The forward MR results showed that some IDPs were only associated with specific stroke subtypes. For instance, MD in the right external capsule was only positively associated with SVS. Consistent with our results, a previous study [42] has observed that compared with healthy controls, MD value in external capsule of cerebral autosomal dominant arteriopathy with subcortical infarcts and leukoencephalopathy (CADASIL, a common heritable cause of SVS) patients was significantly increased. White matter hyperintensities in this region or external capsule lesion in CADASIL patients were also reported in other studies [43, 44]. However, reports about the association between IDPs derived from external capsule and other stroke types are still limited. These results indicated that IDPs in specific regions might have different effects on different stroke subtypes.

In reverse MR analysis, we observed genetically determined higher risk of AIS was associated with increased ISOVF in body of corpus callosum. Corpus callosum is the largest commissural structure consisting of white matter tracts that connect the cerebral hemispheres according to an anterior–posterior topographical organization [45]. Higher ISOVF indicated increased extracellular water volume, which is expected in neuroinflammatory states [46]. Therefore, this reverse MR result suggested that higher risk of ischemic stroke might lead to the sequential injury in corpus callosum. In ischemic stroke, the ischemic area turns into a necrotic core. Degeneration of the distal axons may occur both near and far from the ischemic bed [47]. Consistent with our findings, a previous study [48] has observed damage of fiber tracts with their accompanying myelin sheaths in the nonischemic corpus callosum in the middle cerebral artery occlusion rat model. Degeneration of corpus callosum has also been observed in post-stroke patients in population-based studies [49, 50].
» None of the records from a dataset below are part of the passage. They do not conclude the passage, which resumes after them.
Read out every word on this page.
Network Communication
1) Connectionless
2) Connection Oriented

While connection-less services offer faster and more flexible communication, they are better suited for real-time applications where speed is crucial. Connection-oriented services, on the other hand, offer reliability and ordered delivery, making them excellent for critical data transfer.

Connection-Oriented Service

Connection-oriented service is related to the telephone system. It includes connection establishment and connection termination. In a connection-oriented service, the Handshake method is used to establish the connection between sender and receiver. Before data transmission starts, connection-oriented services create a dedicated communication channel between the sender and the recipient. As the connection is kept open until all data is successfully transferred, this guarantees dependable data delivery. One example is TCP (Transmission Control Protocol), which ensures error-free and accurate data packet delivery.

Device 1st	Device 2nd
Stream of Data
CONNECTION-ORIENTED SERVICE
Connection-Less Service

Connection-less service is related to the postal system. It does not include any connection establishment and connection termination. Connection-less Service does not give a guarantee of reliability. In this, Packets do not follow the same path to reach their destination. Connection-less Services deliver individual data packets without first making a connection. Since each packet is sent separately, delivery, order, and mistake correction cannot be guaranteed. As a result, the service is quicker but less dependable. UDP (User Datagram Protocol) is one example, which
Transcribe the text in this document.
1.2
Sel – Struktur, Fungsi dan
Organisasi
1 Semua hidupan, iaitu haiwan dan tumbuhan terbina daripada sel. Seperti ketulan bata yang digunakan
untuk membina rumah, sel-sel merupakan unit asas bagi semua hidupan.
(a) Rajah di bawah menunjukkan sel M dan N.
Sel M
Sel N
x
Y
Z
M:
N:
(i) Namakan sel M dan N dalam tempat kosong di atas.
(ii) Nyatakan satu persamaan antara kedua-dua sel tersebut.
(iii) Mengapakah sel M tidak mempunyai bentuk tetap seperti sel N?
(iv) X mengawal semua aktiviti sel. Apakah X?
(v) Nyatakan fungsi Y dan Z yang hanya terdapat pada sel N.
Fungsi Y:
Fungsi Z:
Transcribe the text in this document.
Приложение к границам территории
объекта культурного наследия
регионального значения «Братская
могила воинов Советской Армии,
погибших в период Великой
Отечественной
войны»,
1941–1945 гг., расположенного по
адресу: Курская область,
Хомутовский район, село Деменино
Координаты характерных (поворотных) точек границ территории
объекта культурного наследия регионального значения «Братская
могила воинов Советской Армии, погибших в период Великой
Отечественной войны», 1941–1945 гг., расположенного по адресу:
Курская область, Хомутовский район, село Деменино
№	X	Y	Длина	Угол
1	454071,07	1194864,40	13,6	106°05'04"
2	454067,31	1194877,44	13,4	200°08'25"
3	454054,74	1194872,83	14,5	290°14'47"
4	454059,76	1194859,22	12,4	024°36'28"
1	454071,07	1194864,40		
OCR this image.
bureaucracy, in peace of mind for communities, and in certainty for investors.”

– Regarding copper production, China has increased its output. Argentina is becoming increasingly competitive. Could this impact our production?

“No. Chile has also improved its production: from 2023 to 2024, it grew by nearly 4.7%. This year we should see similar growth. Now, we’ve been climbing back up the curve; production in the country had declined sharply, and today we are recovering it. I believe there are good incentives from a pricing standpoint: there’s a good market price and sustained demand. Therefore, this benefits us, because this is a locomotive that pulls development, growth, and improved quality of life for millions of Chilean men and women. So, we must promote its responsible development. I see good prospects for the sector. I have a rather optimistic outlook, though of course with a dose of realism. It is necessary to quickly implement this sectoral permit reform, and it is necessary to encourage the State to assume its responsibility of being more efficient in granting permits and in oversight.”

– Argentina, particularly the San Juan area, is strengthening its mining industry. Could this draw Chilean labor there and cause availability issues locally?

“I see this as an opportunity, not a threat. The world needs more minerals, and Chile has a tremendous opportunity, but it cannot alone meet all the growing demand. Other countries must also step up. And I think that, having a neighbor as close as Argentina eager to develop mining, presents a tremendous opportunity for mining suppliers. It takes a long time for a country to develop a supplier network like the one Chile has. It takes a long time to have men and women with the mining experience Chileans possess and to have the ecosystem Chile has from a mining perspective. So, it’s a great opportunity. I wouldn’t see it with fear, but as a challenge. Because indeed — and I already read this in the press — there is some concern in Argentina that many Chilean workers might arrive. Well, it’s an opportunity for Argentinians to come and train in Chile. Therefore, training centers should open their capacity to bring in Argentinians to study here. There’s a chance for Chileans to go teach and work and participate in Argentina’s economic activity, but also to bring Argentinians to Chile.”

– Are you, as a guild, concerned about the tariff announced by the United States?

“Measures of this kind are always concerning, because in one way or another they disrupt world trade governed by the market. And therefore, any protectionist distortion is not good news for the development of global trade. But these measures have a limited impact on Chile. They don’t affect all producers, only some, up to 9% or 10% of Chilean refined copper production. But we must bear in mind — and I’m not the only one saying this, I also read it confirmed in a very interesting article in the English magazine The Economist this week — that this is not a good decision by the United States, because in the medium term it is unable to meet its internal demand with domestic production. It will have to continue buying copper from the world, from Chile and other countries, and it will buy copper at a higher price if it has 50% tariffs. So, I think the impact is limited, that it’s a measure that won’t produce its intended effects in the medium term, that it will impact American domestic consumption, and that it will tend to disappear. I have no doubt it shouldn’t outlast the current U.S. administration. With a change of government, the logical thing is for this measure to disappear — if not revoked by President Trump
The significant results from the reverse MR were less than the forward MR analysis. One possible reason is that the variance explained by the IVs for IDPs was up to 7.03%, while the variance explained by the IVs for stroke was up to 2.08%. Since we have already used the GWAS data with the largest sample size to date, we cannot add more IVs in our current study. We believe that if more IVs are available in future larger scale GWAS for stroke, more results in the reverse MR analysis might be obtained. We used conservative Bonferroni corrections for multiple testing to keep our results robust. Under such circumstances, although all our MR results can find some similar evidence from previous case-control studies, some previously reported significant causal relationships may not remain in our study. For example, a previous study found that presence of brain infarcts was associated with a smaller hippocampus in elderly participants [51], which were not found in our study. This might because the IDPs we used were subdivided into the left and right hemispheres and that previous study focused on elderly people. In addition, when applied to clinical interventions, the estimated MR effect size must be treated cautiously. The desirable application of predictive results to clinical and health care decisions depends on the effect size of the exposure on the outcome.

Conclusions

In conclusion, this study used MR to investigate the association between genetically determined IDPs and stroke risk. The findings revealed strong genetic evidence for possible causal links between neuroimaging phenotypes and stroke. This will contribute to better prediction and intervention at the brain-imaging level for the risk of stroke.